Именно бюрократия заведует разрешениями от имени общества человеку быть человеком (общественным, разумеется).

Бюрократия – это не обязательно квадратные дядьки в костюмах и галстуках. Бюрократия – это сегодня и неолибералы-гомосексуалисты в джинсах и свитерах.

Помню, однажды одна депутат бундестага от фракции зеленых (естественно, лесбиянка) сказала мне: «Мы будем прививать гомосексуализм в немецких школах, чтобы понизить тестостерон, который создает угрозу нацизма».

Говорят, доктор Менгеле был вивисектором над живыми людьми – над десятками, может быть, сотнями несчастных узников.

А сознательное и проектируемое изменение психологии и биологии миллионов – как назовем?

Итак, Запад идет к тому, что человек, как он понимался на протяжении истории («дьявол с Богом борется, а поле битвы – душа человеческая»), больше так пониматься не должен.

Ни тебе дьявола, ни Бога – одна душа и предлагаемые этой душе и придуманные разными дядями и тетями «правовые коридоры» и психологические сценарии.

Поневоле укрепляешься в мысли, что монотеистическая религия, вера в единого Бога (иудаизм, христианство, ислам), поставившая человека в центр истории, есть величайшая форма защиты от этой уничтожающей человека силы.

Монотеизм говорит о человеке как о главном творении Бога, как о Его наместнике на Земле.

Я даже не обсуждаю сейчас, есть Бог или нет. Я говорю о том, что в монотеистических цивилизациях этот тезис является своего рода защитной грамотой каждого человека от всеобъемлющего желания общества подчинить себе человека до самой последней его мысли и чувства.

Религия есть свобода от человека ничем и никак неотъемлемая.

В финале оруэлловского ужаса «1984» главный герой, признавшись под пытками, что он агент всех разведок и террорист всех терактов, отпускается палачами только тогда, когда под страхом перед крысами, способными выгрызть ему глаза, предает возлюбленную: «Не меня – Джулию!»

И палачи его отпускают. Он им больше не нужен – в нем нет личного, нет тайного укрытия любви, делавшего его иным, антиобщественным…

Он встречает возлюбленную и понимает, что она тоже предала его, – герои Оруэлла сломаны, и у них больше нет личной тайны.
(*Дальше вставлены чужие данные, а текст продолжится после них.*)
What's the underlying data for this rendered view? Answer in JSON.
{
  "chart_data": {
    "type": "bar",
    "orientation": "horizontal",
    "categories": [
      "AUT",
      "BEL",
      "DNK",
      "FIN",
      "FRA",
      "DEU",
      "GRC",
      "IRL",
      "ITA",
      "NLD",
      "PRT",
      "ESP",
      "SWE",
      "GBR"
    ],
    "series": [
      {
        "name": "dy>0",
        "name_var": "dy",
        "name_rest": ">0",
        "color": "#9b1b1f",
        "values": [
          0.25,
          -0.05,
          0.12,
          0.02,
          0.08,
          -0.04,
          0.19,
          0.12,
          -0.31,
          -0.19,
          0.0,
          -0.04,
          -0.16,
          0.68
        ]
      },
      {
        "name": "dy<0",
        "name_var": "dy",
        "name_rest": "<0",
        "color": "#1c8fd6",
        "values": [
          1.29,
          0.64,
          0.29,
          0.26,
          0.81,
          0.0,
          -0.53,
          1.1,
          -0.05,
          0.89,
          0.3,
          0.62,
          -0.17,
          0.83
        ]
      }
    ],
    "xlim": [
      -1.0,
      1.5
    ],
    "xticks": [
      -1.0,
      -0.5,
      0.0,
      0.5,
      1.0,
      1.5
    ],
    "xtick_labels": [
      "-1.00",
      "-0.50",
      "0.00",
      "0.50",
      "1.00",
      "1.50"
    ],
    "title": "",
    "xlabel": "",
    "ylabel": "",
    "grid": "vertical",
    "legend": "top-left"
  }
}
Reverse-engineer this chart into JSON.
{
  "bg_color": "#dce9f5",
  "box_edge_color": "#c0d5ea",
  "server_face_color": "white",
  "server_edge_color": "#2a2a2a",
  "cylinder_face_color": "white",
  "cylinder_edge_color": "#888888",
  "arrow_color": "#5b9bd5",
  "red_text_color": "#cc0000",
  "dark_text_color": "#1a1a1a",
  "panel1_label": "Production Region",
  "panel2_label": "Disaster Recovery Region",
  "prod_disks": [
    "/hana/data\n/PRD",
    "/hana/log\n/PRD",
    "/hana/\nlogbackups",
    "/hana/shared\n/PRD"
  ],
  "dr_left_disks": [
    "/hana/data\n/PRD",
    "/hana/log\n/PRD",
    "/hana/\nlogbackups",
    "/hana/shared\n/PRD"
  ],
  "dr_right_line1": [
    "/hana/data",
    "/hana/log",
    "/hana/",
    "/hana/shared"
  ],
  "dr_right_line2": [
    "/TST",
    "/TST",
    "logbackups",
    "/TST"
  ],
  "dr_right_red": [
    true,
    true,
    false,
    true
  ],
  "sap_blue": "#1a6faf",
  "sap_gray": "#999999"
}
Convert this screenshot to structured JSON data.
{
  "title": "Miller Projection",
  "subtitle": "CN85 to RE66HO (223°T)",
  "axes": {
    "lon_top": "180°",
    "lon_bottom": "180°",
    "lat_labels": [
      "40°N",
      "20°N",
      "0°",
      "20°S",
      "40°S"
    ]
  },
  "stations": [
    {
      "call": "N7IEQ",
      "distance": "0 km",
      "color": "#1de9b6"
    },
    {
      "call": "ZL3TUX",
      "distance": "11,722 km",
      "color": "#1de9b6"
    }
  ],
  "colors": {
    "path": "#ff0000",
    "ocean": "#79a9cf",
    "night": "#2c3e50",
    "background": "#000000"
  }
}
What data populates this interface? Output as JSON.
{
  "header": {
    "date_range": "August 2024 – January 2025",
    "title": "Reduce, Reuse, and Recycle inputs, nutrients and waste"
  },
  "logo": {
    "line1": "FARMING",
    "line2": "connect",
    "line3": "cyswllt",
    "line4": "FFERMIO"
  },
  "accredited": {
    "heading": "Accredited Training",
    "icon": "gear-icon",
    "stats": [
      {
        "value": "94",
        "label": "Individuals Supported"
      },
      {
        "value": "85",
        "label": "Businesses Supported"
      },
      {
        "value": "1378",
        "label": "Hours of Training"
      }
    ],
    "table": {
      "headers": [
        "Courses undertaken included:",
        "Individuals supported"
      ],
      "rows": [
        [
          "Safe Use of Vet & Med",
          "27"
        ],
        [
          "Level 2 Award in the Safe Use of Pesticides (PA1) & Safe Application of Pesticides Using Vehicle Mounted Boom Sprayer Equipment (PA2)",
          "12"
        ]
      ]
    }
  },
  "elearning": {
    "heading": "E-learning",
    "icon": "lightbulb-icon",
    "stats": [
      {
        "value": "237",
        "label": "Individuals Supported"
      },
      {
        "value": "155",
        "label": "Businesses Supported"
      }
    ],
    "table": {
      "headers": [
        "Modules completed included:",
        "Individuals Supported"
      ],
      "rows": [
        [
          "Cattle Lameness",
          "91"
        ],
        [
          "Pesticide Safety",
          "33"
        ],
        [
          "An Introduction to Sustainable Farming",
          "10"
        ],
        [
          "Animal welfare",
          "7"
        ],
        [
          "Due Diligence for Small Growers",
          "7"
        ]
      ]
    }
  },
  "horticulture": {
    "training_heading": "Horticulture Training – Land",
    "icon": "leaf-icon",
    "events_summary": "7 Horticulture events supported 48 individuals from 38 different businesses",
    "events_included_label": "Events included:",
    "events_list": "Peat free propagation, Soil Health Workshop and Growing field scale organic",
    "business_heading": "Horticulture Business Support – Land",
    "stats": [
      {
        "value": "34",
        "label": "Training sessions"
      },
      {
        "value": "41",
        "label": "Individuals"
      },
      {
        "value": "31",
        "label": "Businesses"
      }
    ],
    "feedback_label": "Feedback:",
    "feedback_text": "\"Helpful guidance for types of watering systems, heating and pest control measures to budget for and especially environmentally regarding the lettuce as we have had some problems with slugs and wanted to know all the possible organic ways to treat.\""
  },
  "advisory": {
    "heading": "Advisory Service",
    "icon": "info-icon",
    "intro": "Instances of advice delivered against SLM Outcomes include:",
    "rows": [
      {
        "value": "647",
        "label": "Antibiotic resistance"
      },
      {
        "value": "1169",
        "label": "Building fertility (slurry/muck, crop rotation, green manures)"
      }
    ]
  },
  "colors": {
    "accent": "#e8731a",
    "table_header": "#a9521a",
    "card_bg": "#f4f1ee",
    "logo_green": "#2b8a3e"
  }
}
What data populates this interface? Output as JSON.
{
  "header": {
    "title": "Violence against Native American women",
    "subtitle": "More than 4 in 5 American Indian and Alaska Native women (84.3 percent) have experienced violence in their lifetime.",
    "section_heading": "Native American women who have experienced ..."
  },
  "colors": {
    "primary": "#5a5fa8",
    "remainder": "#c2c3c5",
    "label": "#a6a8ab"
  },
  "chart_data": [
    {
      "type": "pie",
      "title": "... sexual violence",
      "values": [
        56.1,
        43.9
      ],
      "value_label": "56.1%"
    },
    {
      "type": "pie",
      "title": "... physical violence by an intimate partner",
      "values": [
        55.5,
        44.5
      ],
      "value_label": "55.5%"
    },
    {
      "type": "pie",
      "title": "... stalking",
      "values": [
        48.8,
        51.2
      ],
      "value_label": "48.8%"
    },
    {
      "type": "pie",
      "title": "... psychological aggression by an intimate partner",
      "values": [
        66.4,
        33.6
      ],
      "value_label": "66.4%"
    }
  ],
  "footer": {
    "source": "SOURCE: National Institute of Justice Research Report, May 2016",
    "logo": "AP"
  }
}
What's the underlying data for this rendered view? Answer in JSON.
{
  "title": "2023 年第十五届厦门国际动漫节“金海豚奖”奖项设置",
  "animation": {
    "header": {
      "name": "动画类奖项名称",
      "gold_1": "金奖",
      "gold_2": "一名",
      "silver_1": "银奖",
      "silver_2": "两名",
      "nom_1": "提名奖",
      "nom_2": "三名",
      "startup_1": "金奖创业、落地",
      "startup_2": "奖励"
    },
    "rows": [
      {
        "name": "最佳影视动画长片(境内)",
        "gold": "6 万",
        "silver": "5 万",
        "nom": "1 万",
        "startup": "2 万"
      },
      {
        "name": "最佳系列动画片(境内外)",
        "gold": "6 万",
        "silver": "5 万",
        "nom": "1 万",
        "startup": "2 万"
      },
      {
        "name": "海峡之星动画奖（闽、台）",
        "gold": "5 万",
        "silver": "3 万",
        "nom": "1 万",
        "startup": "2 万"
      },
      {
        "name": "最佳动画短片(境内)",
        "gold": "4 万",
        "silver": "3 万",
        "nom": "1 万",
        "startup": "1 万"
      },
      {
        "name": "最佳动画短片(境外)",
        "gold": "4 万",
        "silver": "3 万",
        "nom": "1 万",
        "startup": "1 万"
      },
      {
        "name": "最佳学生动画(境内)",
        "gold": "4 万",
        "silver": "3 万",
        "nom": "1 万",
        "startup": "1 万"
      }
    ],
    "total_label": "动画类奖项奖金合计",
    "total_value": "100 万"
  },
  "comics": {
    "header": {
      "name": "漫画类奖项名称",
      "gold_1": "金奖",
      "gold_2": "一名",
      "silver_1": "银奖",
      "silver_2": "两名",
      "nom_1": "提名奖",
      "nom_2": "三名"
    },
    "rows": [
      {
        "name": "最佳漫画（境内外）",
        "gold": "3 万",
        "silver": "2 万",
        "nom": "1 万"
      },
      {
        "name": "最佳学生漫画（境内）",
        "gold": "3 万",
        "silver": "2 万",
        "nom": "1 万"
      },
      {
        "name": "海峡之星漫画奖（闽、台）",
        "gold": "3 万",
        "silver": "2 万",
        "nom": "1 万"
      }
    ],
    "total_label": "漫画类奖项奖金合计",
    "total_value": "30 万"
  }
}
Они полностью принадлежат обществу, и у них больше нет от него защиты.

Сила монотеистической религии в том, что Бога предать невозможно – даже отрекаясь от Него, человек способен вернуть Его себе в любую секунду. Простыми словами: «Прости меня!»

А вместе с Ним вернуть и свободу – быть грешным или праведным, но самим собой, а не таким, как прикажет партия или парламент с газетами и телевидением.

И никому об этом чуде не докладывать и не сообщать. Эта свобода принадлежит только ему – человеку, решившемуся поверить.

Россия сопротивляется Западу и тому, что там происходит, пока по инерции.

Наши начальники всех мастей инстинктивно чувствуют – что-то не так. Сомневаются и не верят глазам и ушам своим. Понимают спинным мозгом, что, имея дело с Западом, они имеют дело с чем-то страшным, что уже никогда не отпустит.

Но ведь на Западе так комфортно и клево – там деньги и удовольствия, там статус и технологии…

Плата за вход – разум, как прочитал однажды герой Германа Гессе на воротах, нарисованных на стене. Я скажу так: плата за вход – ты сам.

Уверен, что идеология сопротивления этому злу нового либерального тоталитаризма будет развиваться и формулироваться именно здесь, в России.

Только в ней три монотеистические религии встречаются и находят возможность приемлемого и равного диалога об общем кошмаре, наползающем на человека.

Важно только понять, что из невнятного ощущения неприемлемости легализации «голубых» по пацанским принципам необходимо пройти путь до философского и политического осмысления того, почему мы – люди, а они там, похоже, уже не совсем.